There are some evolutions on Scrum that are a bit more suited for work with more unplanned work, e.g. Scrumban and Scrumops. While these help with some of the problems with scheduling work, they still don't look at the operations in any depth.
The Site Reliability Engineering (SRE) practices started by Google are among the best descriptions of the work we do. The practices do a good job of describing operational work. This is however very focused on operations and specific operational support teams.
When you run services based on existing software, a lot of the work that would fall on the dedicated development team falls on you. How do you integrate it to business processes? Do you need to tweak it and put changes upstream? How do you do updates, take features into use, do dependency management, documentation etc. etc. ? The SRE is somewhat lacking in this space.
A lot of the work of running the service is development work, even if not all of it is pure coding.
Do we need something new?
Of course, with the nature of information (and, well, to be honest, me), there may of exist a perfect framework which I haven't found.

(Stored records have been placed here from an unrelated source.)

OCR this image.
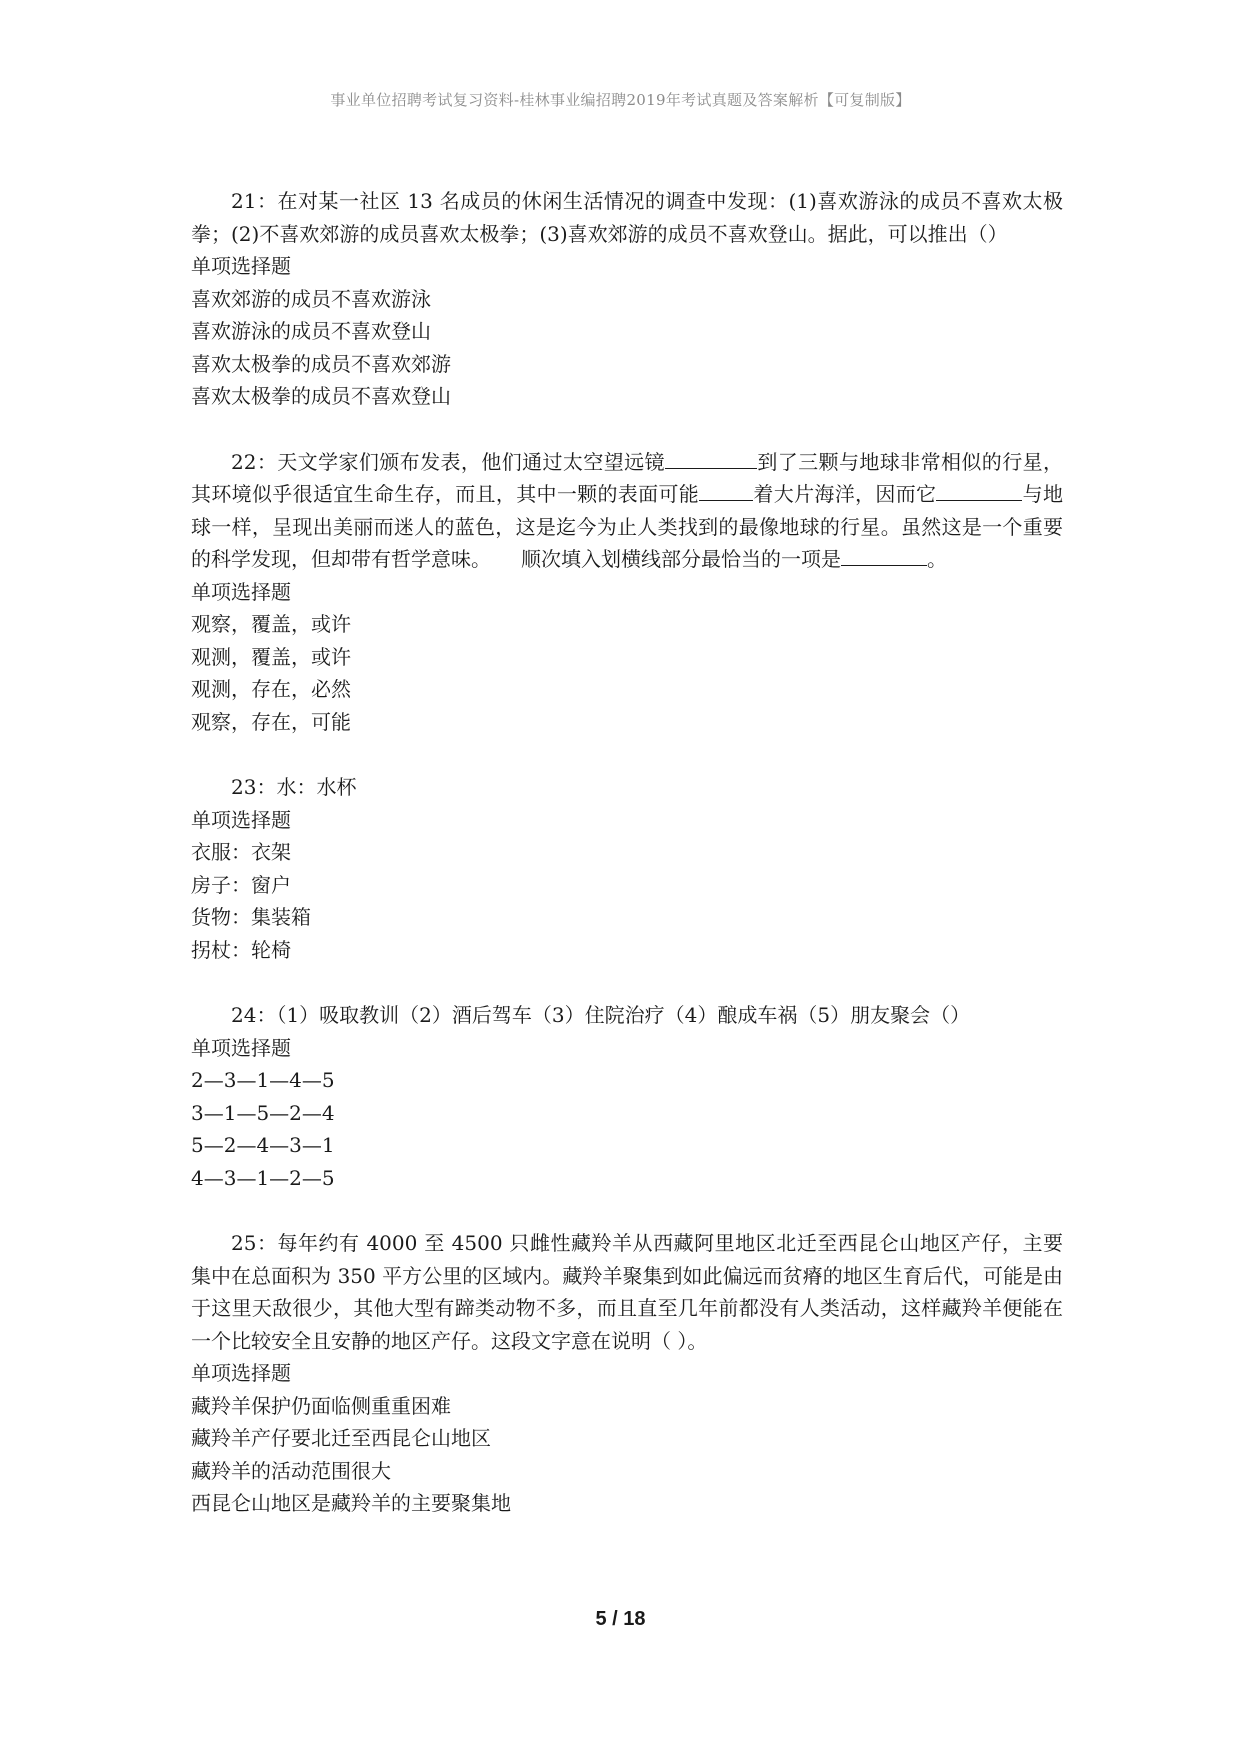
事业单位招聘考试复习资料-桂林事业编招聘2019年考试真题及答案解析【可复制版】

21：在对某一社区 13 名成员的休闲生活情况的调查中发现：(1)喜欢游泳的成员不喜欢太极拳；(2)不喜欢郊游的成员喜欢太极拳；(3)喜欢郊游的成员不喜欢登山。据此，可以推出（）

单项选择题

喜欢郊游的成员不喜欢游泳

喜欢游泳的成员不喜欢登山

喜欢太极拳的成员不喜欢郊游

喜欢太极拳的成员不喜欢登山

22：天文学家们颁布发表，他们通过太空望远镜	到了三颗与地球非常相似的行星，其环境似乎很适宜生命生存，而且，其中一颗的表面可能	着大片海洋，因而它	与地球一样，呈现出美丽而迷人的蓝色，这是迄今为止人类找到的最像地球的行星。虽然这是一个重要的科学发现，但却带有哲学意味。　　顺次填入划横线部分最恰当的一项是	。

单项选择题

观察，覆盖，或许

观测，覆盖，或许

观测，存在，必然

观察，存在，可能

23：水：水杯

单项选择题

衣服：衣架

房子：窗户

货物：集装箱

拐杖：轮椅

24：（1）吸取教训（2）酒后驾车（3）住院治疗（4）酿成车祸（5）朋友聚会（）

单项选择题

2—3—1—4—5

3—1—5—2—4

5—2—4—3—1

4—3—1—2—5

25：每年约有 4000 至 4500 只雌性藏羚羊从西藏阿里地区北迁至西昆仑山地区产仔，主要集中在总面积为 350 平方公里的区域内。藏羚羊聚集到如此偏远而贫瘠的地区生育后代，可能是由于这里天敌很少，其他大型有蹄类动物不多，而且直至几年前都没有人类活动，这样藏羚羊便能在一个比较安全且安静的地区产仔。这段文字意在说明（ ）。

单项选择题

藏羚羊保护仍面临侧重重困难

藏羚羊产仔要北迁至西昆仑山地区

藏羚羊的活动范围很大

西昆仑山地区是藏羚羊的主要聚集地

5 / 18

If you know of any, please reach out, so I can link to that too.
The goal of these posts is not to create a new framework to Solve Everything (TM). The main idea is to describe how to take Scrum with its strictly defined practices, and SRE with its some strict rules, but generally less strictly defined practices, and mash them into something that makes sense. It has taken us years, and we're still learning things, so hopefully these posts can help other teams avoid some of the the pitfalls.
Scoping
I limit these posts to services where the goals are to create reliable production services. Running a service as production quality adds more cost and people, which may not be worth the cost in all cases.
For example, if you need to run something small scale for 2-3 years and know it will be shut down, it's needed, but reliability isn't that important, you may have for much cheaper by doing it quick-and-dirty. Your technical debt will also be limited, which makes everything easier.
You might also have deployed a test platform for some project. You can shoot the test platform down and recreate it when needed. This means less operational issues, and maintenance effort. As my favourite demotivational poster says:
(From despair.com)
The agile service practices also only work with teams, which sets a lower limit on the organization size where this is useful. If you have two IT admins in your organizations, that's probably not enough.
While these posts is supposed to apply specifically to running services based on existing software, many parts are probably more generally applicable when mixing operations with development.